Contre l'avis du rapporteur, la commission adopte l'amendement.
Amendements identiques CE900 de M. Julien Dive et CE2111 de M. Frédéric Descrozaille
La commission adopte les amendements.
Suivant l'avis du rapporteur, la commission rejette successivement les amendements CE2935 de M. Benoit Mournet, CE1702 de M. Aurélien Lopez-Liguori, CE2236 de Mme Mathilde Hignet et CE3061 de Mme Marie Pochon.
Amendement CE50 de M. Julien Dive
Cette demande de rapport reprend l'une des préconisations du rapport de la mission d'information relative à l'autonomie alimentaire de la France et au sein de ses territoires, menée par Pascale Boyer et moi-même au cours de la précédente législature. À l'heure où chacun débat de la surtransposition et de la nécessité de toiletter certaines règles, il importe de dresser un bilan des écarts normatifs observés entre la France et l'Europe.
Ne surchargeons pas les services de l'État, qui sont déjà bien occupés à simplifier les choses. Avis défavorable.
Disposer d'un état des lieux des surtranspositions serait tout de même la moindre des choses. En tant que rapporteur de la commission d'enquête visant à établir les raisons de la perte de souveraineté alimentaire de la France, j'avais d'ailleurs demandé officiellement au ministre, il y a maintenant plus d'un mois, de me communiquer ce document, s'il existe. Je réitère cette demande, qui devient maintenant assez pressante.
Mes services vérifieront dans quels délais nous pourrons y répondre.
La commission rejette l'amendement.
Titre
Amendement CE1228 de M. Vincent Descoeur
Dans la mesure où on ne saurait assurer la souveraineté alimentaire sans se soucier des facteurs de production, il nous paraît judicieux de parler de « souveraineté alimentaire et agricole ». Avis favorable.

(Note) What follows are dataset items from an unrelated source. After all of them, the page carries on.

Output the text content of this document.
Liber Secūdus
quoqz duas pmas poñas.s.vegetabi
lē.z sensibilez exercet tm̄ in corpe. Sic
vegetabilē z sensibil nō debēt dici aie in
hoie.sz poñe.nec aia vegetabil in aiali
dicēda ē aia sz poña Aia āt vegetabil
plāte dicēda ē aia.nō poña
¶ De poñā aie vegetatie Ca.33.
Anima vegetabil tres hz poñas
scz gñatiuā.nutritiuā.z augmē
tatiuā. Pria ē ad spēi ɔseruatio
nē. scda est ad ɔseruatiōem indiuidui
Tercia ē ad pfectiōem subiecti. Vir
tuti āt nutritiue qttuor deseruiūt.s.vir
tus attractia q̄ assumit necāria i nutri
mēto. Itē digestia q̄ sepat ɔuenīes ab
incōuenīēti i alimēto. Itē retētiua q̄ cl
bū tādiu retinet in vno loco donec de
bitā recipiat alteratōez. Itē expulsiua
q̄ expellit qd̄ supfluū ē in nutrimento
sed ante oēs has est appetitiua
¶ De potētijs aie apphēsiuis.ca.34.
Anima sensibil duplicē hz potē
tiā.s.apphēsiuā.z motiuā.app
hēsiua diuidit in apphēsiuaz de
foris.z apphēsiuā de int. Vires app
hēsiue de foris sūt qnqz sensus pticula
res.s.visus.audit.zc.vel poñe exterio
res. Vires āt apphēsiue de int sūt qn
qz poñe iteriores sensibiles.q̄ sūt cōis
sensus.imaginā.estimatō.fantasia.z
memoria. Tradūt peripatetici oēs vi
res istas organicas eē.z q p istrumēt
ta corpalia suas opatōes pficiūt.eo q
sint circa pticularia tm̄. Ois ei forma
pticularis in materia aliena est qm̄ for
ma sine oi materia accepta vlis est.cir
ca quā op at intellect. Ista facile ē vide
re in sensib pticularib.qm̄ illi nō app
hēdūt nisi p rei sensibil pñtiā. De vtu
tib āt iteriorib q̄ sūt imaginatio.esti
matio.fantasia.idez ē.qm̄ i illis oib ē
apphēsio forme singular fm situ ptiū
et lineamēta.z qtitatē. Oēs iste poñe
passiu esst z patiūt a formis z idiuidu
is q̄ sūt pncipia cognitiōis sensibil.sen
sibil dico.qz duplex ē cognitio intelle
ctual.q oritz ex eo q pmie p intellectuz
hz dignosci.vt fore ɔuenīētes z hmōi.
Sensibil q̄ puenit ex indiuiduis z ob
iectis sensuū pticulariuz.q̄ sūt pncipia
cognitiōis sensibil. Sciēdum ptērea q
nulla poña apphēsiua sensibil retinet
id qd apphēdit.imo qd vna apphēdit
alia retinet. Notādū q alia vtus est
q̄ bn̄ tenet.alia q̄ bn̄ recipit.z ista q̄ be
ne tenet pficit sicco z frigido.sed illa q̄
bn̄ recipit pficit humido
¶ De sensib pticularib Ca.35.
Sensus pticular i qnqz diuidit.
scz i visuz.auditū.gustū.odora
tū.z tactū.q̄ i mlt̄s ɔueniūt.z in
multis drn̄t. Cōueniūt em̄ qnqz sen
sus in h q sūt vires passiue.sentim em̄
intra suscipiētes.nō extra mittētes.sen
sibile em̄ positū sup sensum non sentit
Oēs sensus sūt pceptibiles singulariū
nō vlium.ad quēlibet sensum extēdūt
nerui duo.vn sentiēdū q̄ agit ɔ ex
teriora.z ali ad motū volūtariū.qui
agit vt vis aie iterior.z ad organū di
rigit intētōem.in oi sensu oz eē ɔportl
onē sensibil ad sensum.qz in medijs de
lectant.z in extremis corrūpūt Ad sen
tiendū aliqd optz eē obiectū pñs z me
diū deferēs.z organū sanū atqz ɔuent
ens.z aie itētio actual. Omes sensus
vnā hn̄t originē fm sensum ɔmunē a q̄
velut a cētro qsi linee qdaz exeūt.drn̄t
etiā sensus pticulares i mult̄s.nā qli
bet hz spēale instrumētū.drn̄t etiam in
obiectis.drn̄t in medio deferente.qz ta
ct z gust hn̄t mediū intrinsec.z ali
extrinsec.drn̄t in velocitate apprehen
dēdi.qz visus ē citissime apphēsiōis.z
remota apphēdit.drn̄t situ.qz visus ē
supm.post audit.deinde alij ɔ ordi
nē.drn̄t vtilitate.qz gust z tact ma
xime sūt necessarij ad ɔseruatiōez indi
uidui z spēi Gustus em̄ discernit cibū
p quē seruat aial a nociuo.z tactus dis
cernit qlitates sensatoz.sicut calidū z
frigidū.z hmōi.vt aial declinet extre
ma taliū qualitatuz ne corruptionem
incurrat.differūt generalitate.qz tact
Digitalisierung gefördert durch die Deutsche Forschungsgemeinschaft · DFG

La commission adopte l'amendement.
Amendement CE2984 de Mme Marie Pochon
Je ne crois pas que le texte adopté par la commission permettra d'atteindre les objectifs d'installation et de transmission que j'entendais promouvoir en modifiant le titre du projet de loi. Je retire donc mon amendement.
L'amendement est retiré.
Malgré tout le temps que vous y avez consacré, le projet de loi n'a pas été sérieusement rédigé ; la preuve en est que vous nous promettez d'en réécrire des articles entiers, et pas des moindres. La commission sera-t-elle chargée d'évaluer ces nouveaux articles ?
Nous nous joignons à la demande du groupe Socialistes d'obtenir des éléments complémentaires concernant le groupement foncier agricole d'épargnants (GFAE), si ce dernier est conservé.
La définition de la souveraineté alimentaire figurant à l'article 1er ne nous paraît pas acceptable. Nous nous opposons au diagnostic prévu à l'article 9, et regrettons que l'article 10 apporte de la complexité.
En définitive, le projet de loi n'introduit que des dispositions mineures, dont le Conseil d'État doute même qu'elles soient opérationnelles ; ce n'est pas ainsi que nous redresserons l'agriculture française. En l'état, le texte mériterait que nous le rejetions. Nous avons toutefois remporté une victoire avec le retrait du groupement foncier agricole d'investissement (GFAI). Si nous votions contre le projet de loi, cette disposition risquerait d'être réintroduite dans l'hémicycle ; c'est pourquoi nous nous abstiendrons, en espérant que le texte sera sensiblement amélioré en séance.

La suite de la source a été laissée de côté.